Over the course of my travels from time to time I receive some interesting and conflicting feedback on my conversational skills. Sometimes I am made to feel very special by people who share with me how my story has helped them to find a better day for themselves. Or I might be fortunate enough to hear someone say they appreciate the way I give back to the community. Then occasionally I run into someone who directly or indirectly tells me to shut up and stop talking about how much I am doing, how much I run and how generally awesome I think I am... ouch.
I think this is most likely due to the two separate and seemingly conflicting agendas that I hold. First and foremost I am a man who has been humbled by addiction and failure. I am a man who believes that if given a chance people are strong enough to lift themselves out of of the depths and reinvent themselves in an instant. I also know I needed help to get sober, so I try to help others through my foundation. But secondly I am also a competitive runner and athlete. I am a business owner and entrepreneur who has to believe I am capable of almost anything if I want to achieve something great.

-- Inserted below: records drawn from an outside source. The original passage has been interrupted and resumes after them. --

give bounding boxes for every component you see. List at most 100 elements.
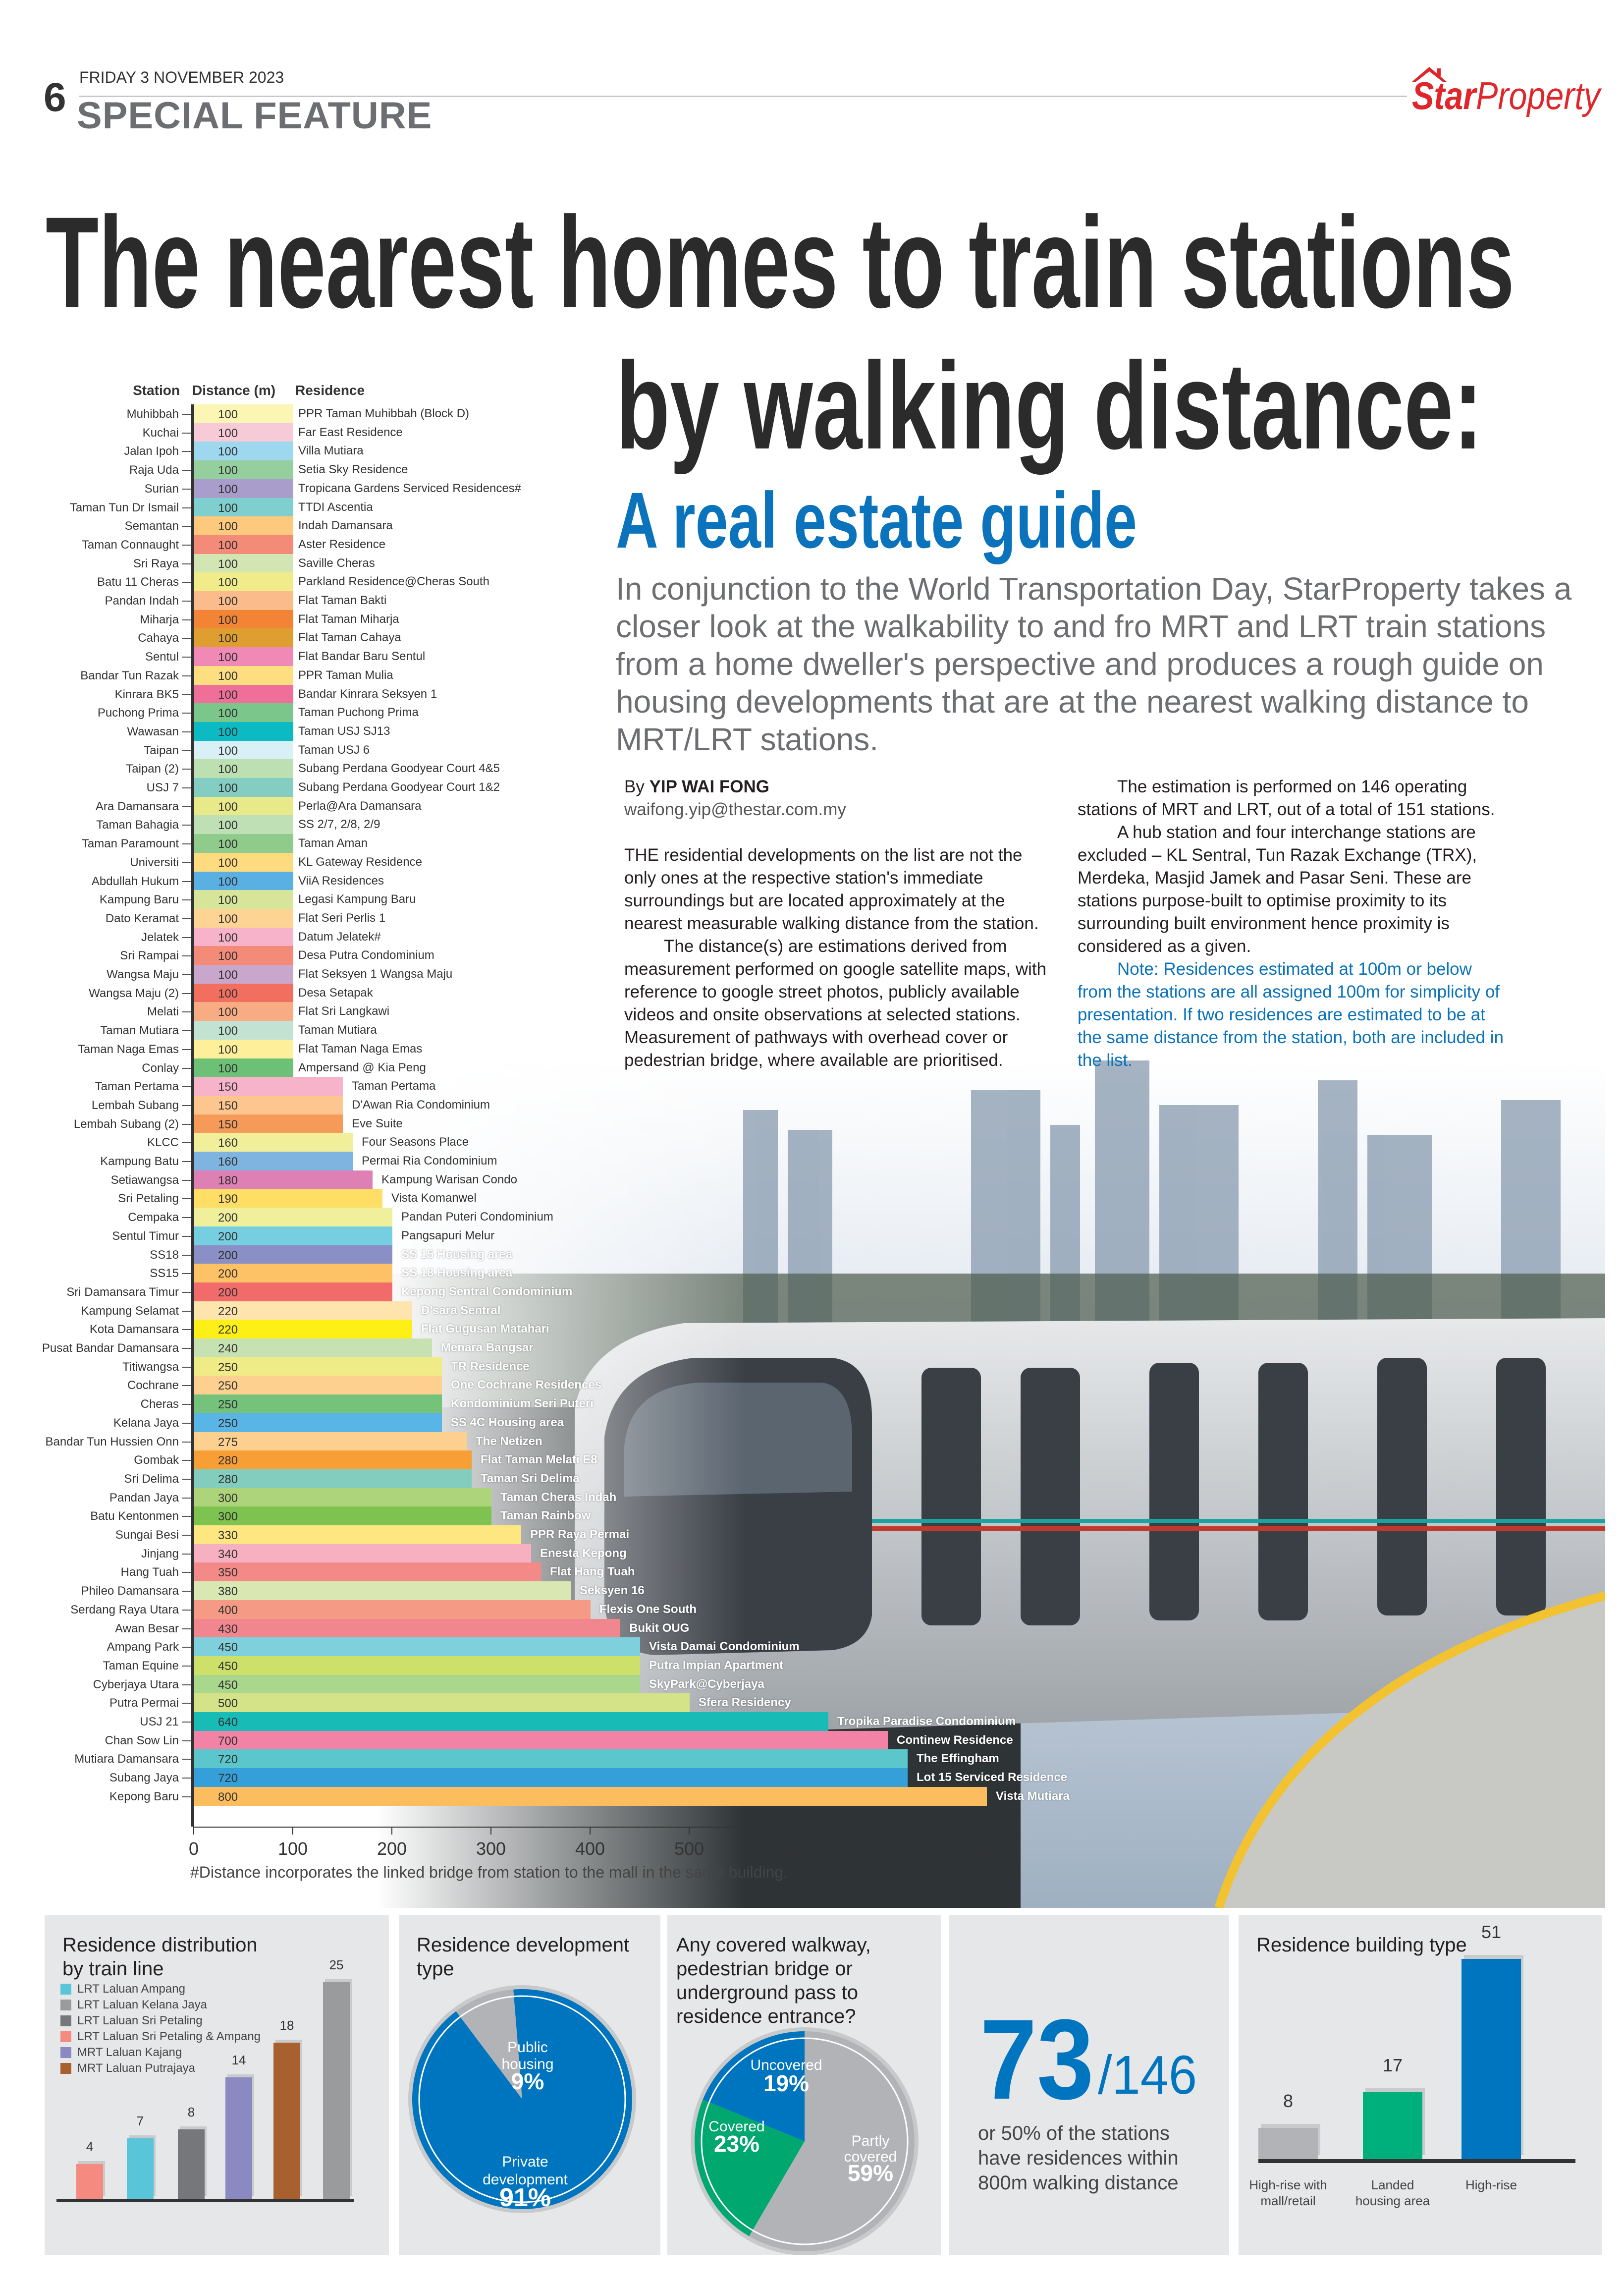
station-label: Lembah Subang xyxy=(91,1098,179,1112)
distance-bar xyxy=(194,1768,908,1787)
residence-label: Taman Pertama xyxy=(352,1079,436,1093)
x-tick-label: 200 xyxy=(377,1838,407,1859)
residence-label: Menara Bangsar xyxy=(441,1341,534,1354)
distance-bar xyxy=(194,1058,293,1077)
y-tick xyxy=(182,1516,191,1517)
legend-item: LRT Laluan Sri Petaling xyxy=(60,2014,203,2028)
y-tick xyxy=(182,582,191,583)
station-label: Pusat Bandar Damansara xyxy=(42,1341,179,1355)
station-label: Puchong Prima xyxy=(97,706,179,720)
station-label: Surian xyxy=(144,482,179,496)
distance-value: 400 xyxy=(218,1603,238,1617)
distance-bar xyxy=(194,927,293,947)
x-tick-label: 800 xyxy=(971,1838,1002,1859)
y-tick xyxy=(182,563,191,564)
station-label: Batu Kentonmen xyxy=(90,1509,179,1523)
distance-value: 240 xyxy=(218,1342,238,1355)
residence-label: Vista Komanwel xyxy=(391,1191,477,1205)
residence-label: Taman Cheras Indah xyxy=(500,1490,617,1504)
paragraph: The distance(s) are estimations derived … xyxy=(624,937,1047,1070)
legend-item: LRT Laluan Kelana Jaya xyxy=(60,1998,207,2012)
residence-label: Four Seasons Place xyxy=(362,1135,469,1149)
station-label: Taman Connaught xyxy=(81,538,179,552)
distance-value: 300 xyxy=(218,1510,238,1524)
distance-bar xyxy=(194,1488,491,1507)
y-tick xyxy=(182,694,191,695)
distance-value: 100 xyxy=(218,725,238,739)
distance-bar xyxy=(194,890,293,909)
line-bar xyxy=(225,2077,252,2199)
y-tick xyxy=(182,1291,191,1293)
x-tick xyxy=(292,1827,293,1835)
y-tick xyxy=(182,1329,191,1331)
legend-label: LRT Laluan Kelana Jaya xyxy=(77,1998,207,2011)
distance-bar xyxy=(194,1600,591,1619)
slice-label-covered: Covered 23% xyxy=(707,2118,766,2155)
distance-value: 450 xyxy=(218,1678,238,1692)
y-tick xyxy=(182,1385,191,1387)
stat-big-number: 73 xyxy=(980,1996,1094,2104)
station-label: Jalan Ipoh xyxy=(124,445,179,458)
page-number: 6 xyxy=(44,75,66,120)
residence-label: Kampung Warisan Condo xyxy=(381,1172,517,1186)
y-tick xyxy=(182,1628,191,1629)
station-label: Gombak xyxy=(134,1453,179,1467)
y-tick xyxy=(182,1086,191,1088)
y-tick xyxy=(182,713,191,714)
y-tick xyxy=(182,1796,191,1797)
residence-label: PPR Raya Permai xyxy=(530,1528,630,1541)
distance-bar xyxy=(194,1730,888,1750)
y-tick xyxy=(182,1422,191,1424)
distance-value: 220 xyxy=(218,1323,238,1337)
distance-value: 100 xyxy=(218,893,238,907)
distance-value: 100 xyxy=(218,557,238,571)
x-tick xyxy=(490,1827,491,1835)
svg-text:StarProperty: StarProperty xyxy=(1412,74,1602,117)
station-label: Sungai Besi xyxy=(115,1528,179,1542)
distance-bar xyxy=(194,1544,531,1563)
station-label: Taipan (2) xyxy=(126,762,179,776)
bar-value: 8 xyxy=(187,2105,195,2119)
residence-label: Saville Cheras xyxy=(298,556,375,570)
station-label: Miharja xyxy=(140,613,179,626)
distance-bar xyxy=(194,535,293,554)
residence-label: PPR Taman Mulia xyxy=(298,668,393,682)
distance-bar xyxy=(194,722,293,741)
distance-bar xyxy=(194,1656,640,1675)
y-tick xyxy=(182,1478,191,1480)
distance-chart: Station Distance (m) Residence Muhibbah 1… xyxy=(42,383,1070,1881)
residence-label: SkyPark@Cyberjaya xyxy=(649,1677,764,1691)
y-tick xyxy=(182,806,191,807)
residence-label: Sfera Residency xyxy=(699,1696,791,1710)
slice-name: Covered xyxy=(708,2118,765,2135)
x-tick-label: 100 xyxy=(277,1838,308,1859)
article-column-2: The estimation is performed on 146 opera… xyxy=(1078,776,1504,1072)
slice-name: Partly covered xyxy=(844,2133,897,2165)
author-email[interactable]: waifong.yip@thestar.com.my xyxy=(624,800,846,819)
distance-value: 300 xyxy=(218,1491,238,1505)
header-station: Station xyxy=(133,383,180,398)
y-tick xyxy=(182,1404,191,1405)
station-label: Hang Tuah xyxy=(120,1565,179,1579)
distance-bar xyxy=(194,1282,392,1301)
residence-label: Taman Aman xyxy=(298,836,368,850)
distance-value: 200 xyxy=(218,1248,238,1262)
slice-label-uncovered: Uncovered 19% xyxy=(742,2057,831,2095)
residence-label: Flat Seksyen 1 Wangsa Maju xyxy=(298,967,453,981)
station-label: Taman Bahagia xyxy=(96,818,179,832)
issue-date: FRIDAY 3 NOVEMBER 2023 xyxy=(79,68,284,86)
slice-value: 9% xyxy=(511,2068,544,2094)
pie-slice-partly-covered xyxy=(749,2031,915,2251)
distance-bar xyxy=(194,1376,442,1395)
station-label: Muhibbah xyxy=(126,407,179,421)
y-tick xyxy=(182,1572,191,1573)
starproperty-logo[interactable]: StarProperty xyxy=(1402,59,1605,124)
distance-bar xyxy=(194,1394,442,1414)
y-tick xyxy=(182,1161,191,1162)
distance-value: 100 xyxy=(218,408,238,421)
residence-label: Villa Mutiara xyxy=(298,444,364,458)
distance-bar xyxy=(194,516,293,536)
bar-value: 14 xyxy=(231,2053,246,2067)
y-tick xyxy=(182,843,191,845)
distance-bar xyxy=(194,1786,987,1806)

I get it. I talk a lot. I know this. I talk a lot about myself. I know this too. Many times in my childish love for life and my over zealous desire to share with others, I enthusiastically share what is going on in my life. I talk about what I am up to with my athletic endeavors and training. I talk about my charitable and philanthropic efforts. I become almost manic. I feel a well of pride and joy for simply being alive and I HAVE to tell you about it. I want everyone to know how The Superman Project is coming along. I want to share with people that not that long ago I couldn't run for more than 15 seconds without resting, and now I run 100 mile races in the mountains... and yes... I want to share that I am getting faster too, and that my hard work is paying off. I share not just to "brag" but because I want to be an example that there is no limit for what we can do if we try. I am not a narcissist. I care about my friends, my family my beautiful girlfriend. I carry the love of all those close to me in each step I take. I am well aware that its not "all about me" and I genuinely want to know everything about what other people are doing. I want to know what scares people, what motivates people. I want to know what makes people come alive, and I want to know how much hardship and adversity they have overcome along the way.
I guess I have always been considered extreme and perhaps even a touch eccentric in my life. I ruffle feathers at times, I say the politically incorrect things sometimes. I have always been capable of impressive self stroking in one moment and then humble reflection in the next. Why is it this way? I actually have no idea. I do know that not everyone wants to hear or talk about personal stuff, but I simply cant help myself. I used to guard every thought and emotion I had like it was a matter of national security. I felt if I gave any information that was unneeded it would be used against me at a later date. So I built walls. I lied. I twisted and turned the truth into a pretzel designed to be uneatable. But that behavior got me to be 320lbs, drunk, addicted to pills, addicted to food and waiting for death. So now I just talk. About it all. No secrets. No filters.
It wasn't that long ago that I was lost and struggling to find anything positive in my life. I had absolutely no confidence left, I was at zero. I wasn't sure if I could lose weight anymore. I wasn't sure I could go a day without getting drunk and I wasn't very confident that I was going to follow through on my new lifestyle. So I stop worrying about it, and started moving forward until everything around me looked different. The distance has brought my confidence back but sometimes I am still overwhelmed by how far I have come. So if you are walking through Life Time and you hear me say something like;
"Damn! I can't believe how well I did in my race went last weekend"
Make sure there are even other people around because I might just be talking to myself in shock.